9-10. Phil has two periods of work remaining prior to retirement. He is currently employed in a firm that pays him the value of his marginal product, $50,000 per period. There are many other firms that Phil could potentially work for. There is a 50 percent chance of Phil being a good match for any particular firm, and a 50 percent chance of him being a bad match. If he is in a good match, the value of his marginal product is $56,000 per period. If he is in a bad match, the value of his marginal product is $40,000 per period. If Phil quits his job, he can immediately find employment with any of the alternative firms. It takes one period to discover whether Phil is a good or a bad match with a particular firm. In that first period, while Phil’s value to the firm is uncertain, he is offered a wage of $48,000. After the value of the match is determined, Phil is offered a wage equal to the value of his marginal product in that firm. When offered that wage, Phil is free to (a) accept;
(b) reject and try some other firm; or (c) return to his original firm and his original wage. Phil maximizes the present value of his expected lifetime earnings, and his discount rate is 10 percent. What should Phil do?
Phil makes decisions at the beginning of each period, and there are a variety of choices at each of these times. To reduce the number of strategies that require the numerical calculation of the expected outcome, first discard unreasonable choices. In particular, if Phil does not quit his job in period 1, he should not do so in period 2. After all, his second-period wage in a new job will be lower than in the old job, and there is no third period. Similarly, if he tries a new job in period 1 and is found to be a bad match, he should return to the old job. After all, the old job pays a higher wage than what Phil’s current employer is willing to pay and what another new firm would offer him. Finally, if he tries a new job and is found to be a good match, he should certainly accept their offer. In the end, Phil only has two potentially viable strategies.

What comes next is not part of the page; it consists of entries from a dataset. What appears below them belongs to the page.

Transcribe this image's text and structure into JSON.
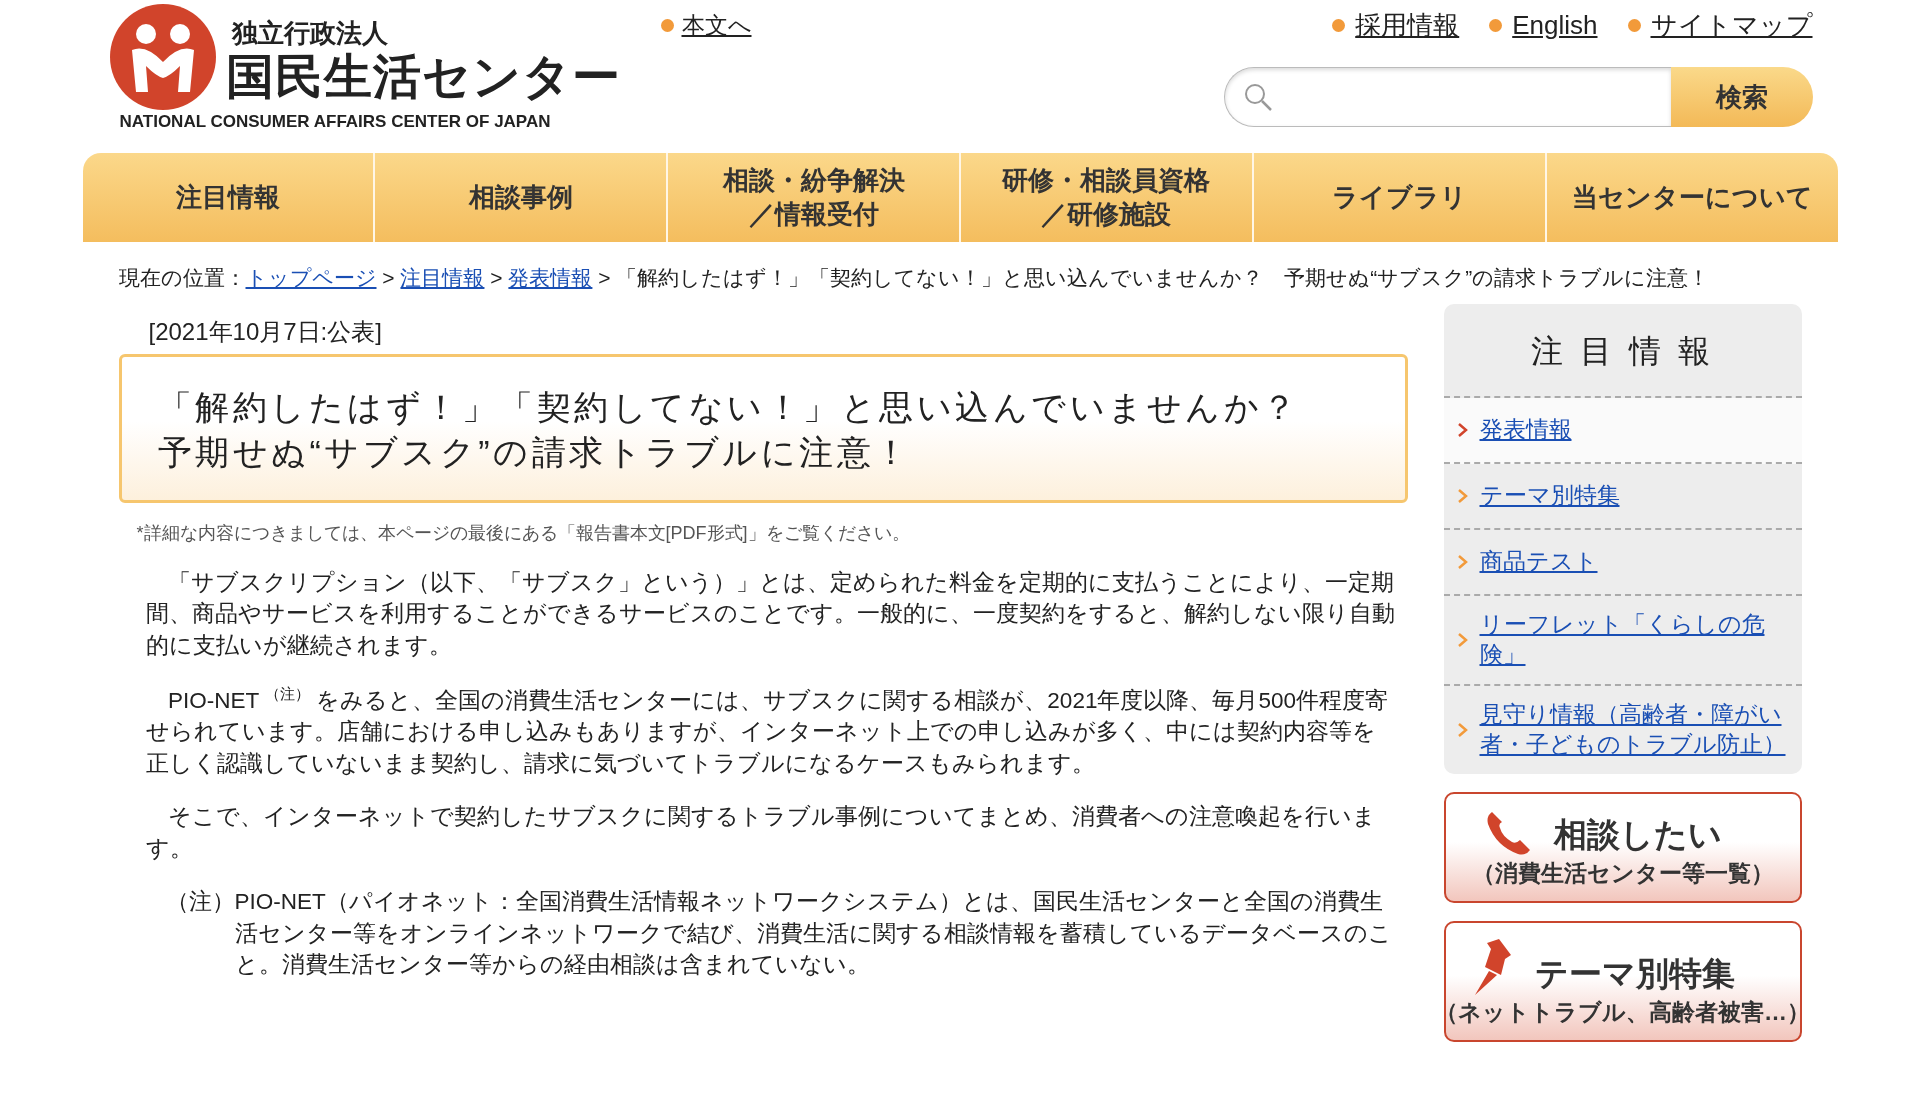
{
  "header": {
    "logo": {
      "org_type": "独立行政法人",
      "name": "国民生活センター",
      "english": "NATIONAL CONSUMER AFFAIRS CENTER OF JAPAN"
    },
    "skip_link": "本文へ",
    "top_links": [
      "採用情報",
      "English",
      "サイトマップ"
    ],
    "search": {
      "button": "検索"
    }
  },
  "nav": [
    {
      "lines": [
        "注目情報"
      ]
    },
    {
      "lines": [
        "相談事例"
      ]
    },
    {
      "lines": [
        "相談・紛争解決",
        "／情報受付"
      ]
    },
    {
      "lines": [
        "研修・相談員資格",
        "／研修施設"
      ]
    },
    {
      "lines": [
        "ライブラリ"
      ]
    },
    {
      "lines": [
        "当センターについて"
      ]
    }
  ],
  "breadcrumb": {
    "prefix": "現在の位置：",
    "links": [
      "トップページ",
      "注目情報",
      "発表情報"
    ],
    "separator": ">",
    "current": "「解約したはず！」「契約してない！」と思い込んでいませんか？　予期せぬ“サブスク”の請求トラブルに注意！"
  },
  "date": "[2021年10月7日:公表]",
  "title_lines": [
    "「解約したはず！」「契約してない！」と思い込んでいませんか？",
    "予期せぬ“サブスク”の請求トラブルに注意！"
  ],
  "note": "*詳細な内容につきましては、本ページの最後にある「報告書本文[PDF形式]」をご覧ください。",
  "paragraphs": [
    "「サブスクリプション（以下、「サブスク」という）」とは、定められた料金を定期的に支払うことにより、一定期間、商品やサービスを利用することができるサービスのことです。一般的に、一度契約をすると、解約しない限り自動的に支払いが継続されます。",
    "PIO-NET $^{（注）}$ をみると、全国の消費生活センターには、サブスクに関する相談が、2021年度以降、毎月500件程度寄せられています。店舗における申し込みもありますが、インターネット上での申し込みが多く、中には契約内容等を正しく認識していないまま契約し、請求に気づいてトラブルになるケースもみられます。",
    "そこで、インターネットで契約したサブスクに関するトラブル事例についてまとめ、消費者への注意喚起を行います。"
  ],
  "footnote": {
    "mark": "（注）",
    "text": "PIO-NET（パイオネット：全国消費生活情報ネットワークシステム）とは、国民生活センターと全国の消費生活センター等をオンラインネットワークで結び、消費生活に関する相談情報を蓄積しているデータベースのこと。消費生活センター等からの経由相談は含まれていない。"
  },
  "sidebar": {
    "heading": "注 目 情 報",
    "items": [
      {
        "label": "発表情報",
        "selected": true
      },
      {
        "label": "テーマ別特集",
        "selected": false
      },
      {
        "label": "商品テスト",
        "selected": false
      },
      {
        "label": "リーフレット「くらしの危険」",
        "selected": false
      },
      {
        "label": "見守り情報（高齢者・障がい者・子どものトラブル防止）",
        "selected": false
      }
    ]
  },
  "banners": [
    {
      "kind": "phone",
      "title": "相談したい",
      "subtitle": "（消費生活センター等一覧）"
    },
    {
      "kind": "pin",
      "title": "テーマ別特集",
      "subtitle": "（ネットトラブル、高齢者被害…）"
    }
  ]
}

Strategy one: Keep the old job in both periods. The earnings path associated with this choice is flat and deterministic – Phil earns $50,000 in each period. The present discounted value of the outcome of this strategy is PV1 = 50,000 + 50,000/1.1 = $95,455.
Strategy two: Try a new job. If it is a good match, keep it. If it is a bad match, return to the old job. If Phil adopts this strategy, he will earn $48,000 in period 1. In period 2, he will earn either $56,000 or $50,000, each with probability ½. The expected present discounted value of the outcome of that strategy is PV2 = 48,000 + ((½× 56,000) + (½ × 50,000))/1.1 = $96,182.
As the second strategy generates a higher present value, this is the strategy Phil adopts.
9-11. Under the recently enacted 2001 tax legislation in the United States, all income tax filers can now deduct from their total income half of their expenses incurred when moving more than 50 miles to accept a new job. Prior to the change, only tax filers who itemized their deductions were allowed to deduct their moving expenses. (Typically, homeowners itemize their deductions and renters do not itemize.) How would this change in the tax bill likely affect the mobility of homeowners and renters?
The policy change has no affect on homeowners, whereas the policy change reduces the cost of moving for renters. Therefore, the policy is predicted to increase the mobility of renters.。